5 Funding Options For Your Start-Up
Having an idea for a business is the first step of starting any business, the next – is finding sufficient funds to make the idea into a reality. Let’s face it, not every one of us are born with a silver spoon or have avenues of strong financial backing from friends and family members. Thus, as an entrepreneur, it is only sensible to identify the various platforms to fund your business.
In this article, we will look at 5 funding options for start-ups and SMEs.
1. Venture Capitals
Venture capitalists are usually looking for technology-driven businesses and companies with high-growth potential in sectors such as information technology, communications and biotechnology. However, these list is not exhaustive and there may be other investors that cater to yours. It is important that you look for investors who bring relevant experience and knowledge to your business.

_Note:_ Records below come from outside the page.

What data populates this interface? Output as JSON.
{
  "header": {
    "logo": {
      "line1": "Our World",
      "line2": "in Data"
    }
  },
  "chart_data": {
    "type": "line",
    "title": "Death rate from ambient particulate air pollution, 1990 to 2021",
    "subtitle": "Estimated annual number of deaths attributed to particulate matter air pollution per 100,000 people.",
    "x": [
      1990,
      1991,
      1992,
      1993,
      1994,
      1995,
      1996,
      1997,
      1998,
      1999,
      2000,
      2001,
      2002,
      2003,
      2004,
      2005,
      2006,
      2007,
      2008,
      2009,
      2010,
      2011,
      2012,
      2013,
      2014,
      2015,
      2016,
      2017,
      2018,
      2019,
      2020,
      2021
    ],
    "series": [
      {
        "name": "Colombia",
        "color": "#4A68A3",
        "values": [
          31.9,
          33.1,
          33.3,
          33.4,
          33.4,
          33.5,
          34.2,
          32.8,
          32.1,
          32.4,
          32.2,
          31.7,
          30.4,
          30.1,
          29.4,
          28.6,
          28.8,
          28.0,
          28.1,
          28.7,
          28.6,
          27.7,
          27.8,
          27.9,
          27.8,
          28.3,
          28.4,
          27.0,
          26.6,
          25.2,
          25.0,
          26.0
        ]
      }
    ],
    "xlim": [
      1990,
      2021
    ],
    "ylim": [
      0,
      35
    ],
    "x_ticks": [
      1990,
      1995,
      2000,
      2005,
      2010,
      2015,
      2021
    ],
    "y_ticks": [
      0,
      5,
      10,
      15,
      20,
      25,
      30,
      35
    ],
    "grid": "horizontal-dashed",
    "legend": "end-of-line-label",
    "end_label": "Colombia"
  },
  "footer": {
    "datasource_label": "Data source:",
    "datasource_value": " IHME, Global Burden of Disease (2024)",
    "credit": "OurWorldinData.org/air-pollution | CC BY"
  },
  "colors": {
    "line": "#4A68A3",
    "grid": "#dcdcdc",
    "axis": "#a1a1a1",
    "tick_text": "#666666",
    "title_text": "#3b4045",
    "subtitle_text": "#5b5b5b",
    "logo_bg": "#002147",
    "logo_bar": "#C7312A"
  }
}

Venture capitalists take an equity position in the company to help it carry out a promising but higher risk project and this involves giving up some ownership or equity in your business to them. Venture capitalists also expect a healthy return on their investment which may be generated when the business starts selling shares to the public. (Source: BDC)
2. Angel investors
Angel investors are individuals who invest directly in small firms owned by others. They are often leaders in their own field who are able to contribute their experience, network of contacts and their management knowledge. They tend to finance businesses in their early stages with investments in the order of $25,000 to $100,000.
Their benefit from investing is having the right to supervise the company’s management practices and this involves a seat on the board of directors and an assurance of transparency.
They tend to keep a low profile and you have to contact specialized associations or search websites on angel investors. If you’re looking for an angel investor in Singapore, you can check out Singapore Angel Investors and Angel Investment Network. (Source: BDC)
3. P2P Lending
For many startups and small businesses, they may not be able to fulfill the criteria for an angel investor as they require high returns. Hence, peer-to-peer (P2P) lending may be able to help small businesses that want to tap on smaller funding amounts.
Peer-to-peer lending involves borrowing money from your peers, including other business professionals and investors who are interested in relatively small financing amounts.
The benefits of P2P lending includes no collateral is required, lower interest rates and you can repay the loan early and not have to face prepayment penalties. Since it operates as an online lending environment, the businesses are able to get faster approval and no paperwork needed except for a few online forms and a digital signature. (Souce: Forbes)
Crowdfunding has been one the latest ways of seeking funds for entrepreneurs worldwide. It is the activity of raising money (funds) from a large number of individuals (crowd) through an online platform.
The most popular examples of such platforms around the world include GoFundMe, Kickstarter and Indiegogo. There are now more than 600 crowdfunding platforms globally with fundraising reaching billions of dollars annually.
There are a few types of crowdfunding, but for companies that are looking to increase their funds, they can tap into securities-based crowdfunding.
Securities-based crowdfunding (SCF) is further divided into lending-based crowdfunding and equity-based crowdfunding. Lending-based crowdfunding is when individuals lend money to a company and the company commits to repay the loan at predetermined intervals and interest rate. Equity-based crowdfunding is when individuals invest in shares sold by a company and receive a share of the profits in the form of a dividend or distribution. Both types of securities-based crowdfunding are subject to securities regulations prevalent in the jurisdiction where the online platforms are based.
In Singapore, all SCF platforms are licensed and regulated by the Monetary Authority of Singapore (MAS). They are granted a Capital Markets Services License (CMSL) under the Securities and Futures Act. The Authority mandates that all licensed crowdfunding platforms must ensure proper segregation of investors’ monies and keep proper records of transactions.
Additionally, if investors in Singapore invest in securities offered by an issuer in another country, their rights will be subject to the laws of that country and you may be liable to tax, transaction costs and capital controls. (Source: SME Portal)
5. Government grants and subsidies
Government agencies in Singapore provides financing such as grants, subsidies and programs that may be available to your business. You can visit the SME Portal and Enterprise Singapore to know more about the various government programs and grants for SMEs and start-ups.
In conclusion, start-ups should know that funding your business is no longer just limited bank loans. Showing that you’re able to tap on various financing alternatives demonstrates to lenders that you’re a proactive entrepreneur.
Whether you’re opting for venture capital, an angel investor or using P2P lending, each of the financing options have their own pros and cons, and specific criteria used to evaluate your business thus it is important for entrepreneurs to do their research to know which platform they should tap into.